Arizona's tough and controversial new immigration law will get its day before a San Francisco appeals court Monday, with the central issue being just what role state and local authorities can play in confronting those who cross the border illegally.
A three-judge panel of the 9th U.S. Circuit Court of Appeals will consider Gov. Jan Brewer's appeal of a ruling that put on hold parts of the law. Among the blocked provisions is the requirement that police _ in enforcing other laws _ must question the immigration status of those they suspect are in the country illegally.
When the law passed and was signed by Brewer on April 23, it touched off a national furor with supporters calling for similar legislation for their own states and detractors calling for an economic boycott of Arizona. Senate Bill 1070, as it is known, also blew up into a huge political issue during this year's mid-term elections.
It breathed new life into the Republican Brewer's campaign against Democrat Terry Goddard and rippled through many other state and national races. "Everybody had to respond in some way," said Fred Solop, chairman of Northern Arizona University's politics and international affairs department. "The fortunes of candidates changed substantially."
In terms of controversy, the law is being compared to California's Proposition 187, which barred the state from providing public services such as education and health care to illegal immigrants. Most of the law was declared unconstitutional, and it never made it through the appeals process.
"In the history books, 20 years from now, people will be talking about two state initiatives," said Kevin R. Johnson, an immigration expert and the law school dean at University of California at Davis, in comparing the two measures.
The Arizona law was passed by the Legislature amid years of complaints that the federal government hasn't done enough to lessen the state's role as the nation's busiest illegal entry point. Its passage ignited protests with thousands taking to the streets of Phoenix over whether the law would lead to racial profiling and prompted lawsuits by the U.S. Justice Department, civil rights groups and other opponents seeking to throw out the law.
Less than a day before the law was to take effect, U.S. District Judge Susan Bolton blocked key provisions, including a requirement that immigrants get or carry immigration registration papers. But she let other portions take effect, including a ban on obstructing traffic while seeking or offering day-labor services on public streets.
Brewer appealed the decision, arguing the state's intent was to assist federal authorities as Congress has encouraged. Her lawyers also contend Bolton erred by accepting speculation by the federal government that the law might burden legal immigrants and concluding that the federal government will likely prevail.

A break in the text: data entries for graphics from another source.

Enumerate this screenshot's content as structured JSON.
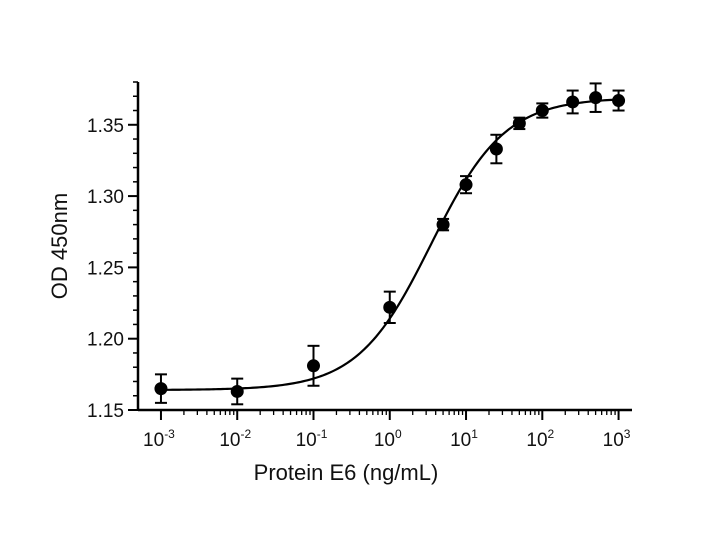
{
  "chart_data": {
    "type": "scatter",
    "title": "",
    "xlabel": "Protein E6 (ng/mL)",
    "ylabel": "OD 450nm",
    "x_scale": "log",
    "xlim": [
      0.0005,
      1500
    ],
    "ylim": [
      1.15,
      1.38
    ],
    "x_ticks": [
      {
        "base": "10",
        "exp": "-3",
        "value": 0.001
      },
      {
        "base": "10",
        "exp": "-2",
        "value": 0.01
      },
      {
        "base": "10",
        "exp": "-1",
        "value": 0.1
      },
      {
        "base": "10",
        "exp": "0",
        "value": 1
      },
      {
        "base": "10",
        "exp": "1",
        "value": 10
      },
      {
        "base": "10",
        "exp": "2",
        "value": 100
      },
      {
        "base": "10",
        "exp": "3",
        "value": 1000
      }
    ],
    "y_ticks": [
      {
        "label": "1.15",
        "value": 1.15
      },
      {
        "label": "1.20",
        "value": 1.2
      },
      {
        "label": "1.25",
        "value": 1.25
      },
      {
        "label": "1.30",
        "value": 1.3
      },
      {
        "label": "1.35",
        "value": 1.35
      }
    ],
    "grid": false,
    "legend": "none",
    "series": [
      {
        "points": [
          {
            "x": 0.001,
            "y": 1.165,
            "err": 0.01
          },
          {
            "x": 0.01,
            "y": 1.163,
            "err": 0.009
          },
          {
            "x": 0.1,
            "y": 1.181,
            "err": 0.014
          },
          {
            "x": 1,
            "y": 1.222,
            "err": 0.011
          },
          {
            "x": 5,
            "y": 1.28,
            "err": 0.004
          },
          {
            "x": 10,
            "y": 1.308,
            "err": 0.006
          },
          {
            "x": 25,
            "y": 1.333,
            "err": 0.01
          },
          {
            "x": 50,
            "y": 1.351,
            "err": 0.004
          },
          {
            "x": 100,
            "y": 1.36,
            "err": 0.005
          },
          {
            "x": 250,
            "y": 1.366,
            "err": 0.008
          },
          {
            "x": 500,
            "y": 1.369,
            "err": 0.01
          },
          {
            "x": 1000,
            "y": 1.367,
            "err": 0.007
          }
        ],
        "fit": {
          "model": "4PL",
          "bottom": 1.164,
          "top": 1.369,
          "ec50": 3.5,
          "hill": 0.9
        }
      }
    ],
    "colors": {
      "marker": "#000000",
      "line": "#000000",
      "axis": "#000000"
    }
  }
}
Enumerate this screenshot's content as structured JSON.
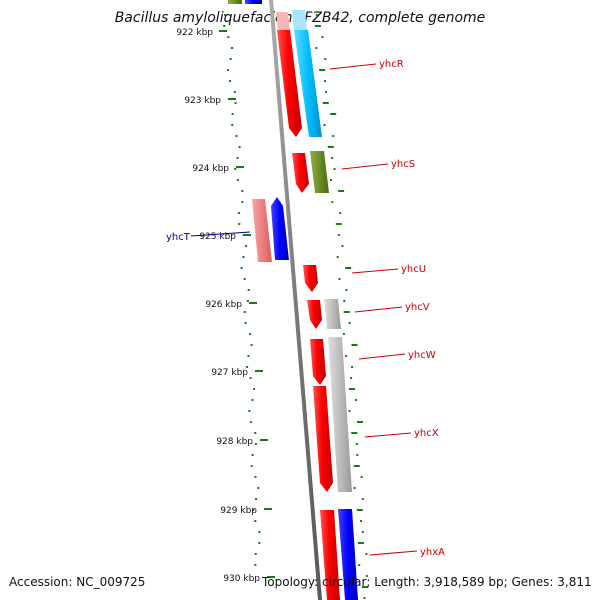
{
  "title": "Bacillus amyloliquefaciens FZB42, complete genome",
  "accession": "Accession: NC_009725",
  "summary": "Topology: circular; Length: 3,918,589 bp; Genes: 3,811",
  "colors": {
    "backbone": "#8a8a8a",
    "gc_ticks": "#1a7a1a",
    "label_forward": "#cc0000",
    "label_reverse": "#00008b",
    "gene_red": "#ff0000",
    "gene_pink": "#f08080",
    "gene_blue": "#0000ff",
    "gene_cyan": "#00bfff",
    "gene_olive": "#6b8e23",
    "gene_gray": "#bdbdbd"
  },
  "scale_labels": [
    "922 kbp",
    "923 kbp",
    "924 kbp",
    "925 kbp",
    "926 kbp",
    "927 kbp",
    "928 kbp",
    "929 kbp",
    "930 kbp"
  ],
  "gene_labels": [
    {
      "text": "yhcR",
      "strand": "forward"
    },
    {
      "text": "yhcS",
      "strand": "forward"
    },
    {
      "text": "yhcT",
      "strand": "reverse"
    },
    {
      "text": "yhcU",
      "strand": "forward"
    },
    {
      "text": "yhcV",
      "strand": "forward"
    },
    {
      "text": "yhcW",
      "strand": "forward"
    },
    {
      "text": "yhcX",
      "strand": "forward"
    },
    {
      "text": "yhxA",
      "strand": "forward"
    }
  ]
}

The Department of Justice argues the ruling should be upheld because the law interferes with the federal government's exclusive power to regulate immigration, disrupts the United States' relations with Mexico and wrongly burdens legal immigrants.
The fate of the law hinges on what's known in legal circles as "pre-emption," whether federal law trumps state law.

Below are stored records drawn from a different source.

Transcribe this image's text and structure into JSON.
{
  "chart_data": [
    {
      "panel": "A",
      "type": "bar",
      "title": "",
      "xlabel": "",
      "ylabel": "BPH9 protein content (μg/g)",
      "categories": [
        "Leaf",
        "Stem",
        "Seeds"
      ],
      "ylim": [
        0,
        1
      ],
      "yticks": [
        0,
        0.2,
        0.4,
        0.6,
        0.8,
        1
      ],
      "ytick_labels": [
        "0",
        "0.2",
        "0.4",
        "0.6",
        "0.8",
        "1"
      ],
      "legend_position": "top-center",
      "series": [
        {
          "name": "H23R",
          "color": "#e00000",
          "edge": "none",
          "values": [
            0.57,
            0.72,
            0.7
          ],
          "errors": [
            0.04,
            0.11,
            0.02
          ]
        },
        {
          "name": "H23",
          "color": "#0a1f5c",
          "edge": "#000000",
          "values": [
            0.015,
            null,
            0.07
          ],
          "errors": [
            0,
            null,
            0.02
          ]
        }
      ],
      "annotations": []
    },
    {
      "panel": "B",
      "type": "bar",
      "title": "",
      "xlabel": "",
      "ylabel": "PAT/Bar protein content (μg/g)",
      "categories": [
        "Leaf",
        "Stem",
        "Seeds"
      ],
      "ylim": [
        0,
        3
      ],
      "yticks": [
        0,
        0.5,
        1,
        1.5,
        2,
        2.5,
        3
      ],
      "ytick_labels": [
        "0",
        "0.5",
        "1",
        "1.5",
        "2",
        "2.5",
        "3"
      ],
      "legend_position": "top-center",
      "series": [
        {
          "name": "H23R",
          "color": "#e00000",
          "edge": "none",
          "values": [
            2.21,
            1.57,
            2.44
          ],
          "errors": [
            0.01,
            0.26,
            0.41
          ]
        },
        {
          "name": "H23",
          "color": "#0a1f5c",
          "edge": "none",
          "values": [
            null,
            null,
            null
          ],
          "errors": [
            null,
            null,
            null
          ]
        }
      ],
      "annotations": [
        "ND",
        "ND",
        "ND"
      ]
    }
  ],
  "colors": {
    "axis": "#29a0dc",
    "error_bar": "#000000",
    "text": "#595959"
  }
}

Stephen Yale-Loehr, who teaches immigration law at Cornell University and wrote a 20-volume treatise on U.S. immigration law, explained pre-emption as the division of powers where the federal government has the authority to declare war and send ambassadors to foreign countries and the states can regulate traffic and investigate crimes.
"Where does immigration fall in that spectrum?" Yale-Loehr asked. "The Arizona statute puts that issue front and center."
In her ruling, Bolton said she believed the Justice Department would likely succeed on some of its claims that federal law trumped state law.
The Arizona immigration enforcement law isn't the only one that has challenged federal primacy in immigration.
The 3rd U.S. Circuit Court of Appeals in Philadelphia ruled in September that a local immigration law in Hazleton, Pa., had usurped the federal government's exclusive power to regulate immigration. The city had sought to fine landlords who rent to illegal immigrants and deny business permits to companies that give them jobs.
The U.S. Supreme Court also is set to hear arguments on Dec. 8 in an appeal by groups that are trying to overturn a 2007 Arizona law that prohibits employers from knowingly hiring illegal immigrants.
Peter Spiro, who teaches immigration law at Temple University's law school, said either law from Arizona could be a platform for the Supreme Court to confront the question of whether states and communities can participate in immigration enforcement, a subject that the nation's highest court hasn't taken up since 1976.
Spiro predicted that the 9th Circuit Court of Appeals will likely uphold the lower court's ruling on Arizona's SB1070.
"If I were betting, I think the (Supreme Court) will strike down SB0170 at the same time that it allows some room for discretion at the state level," Spiro said.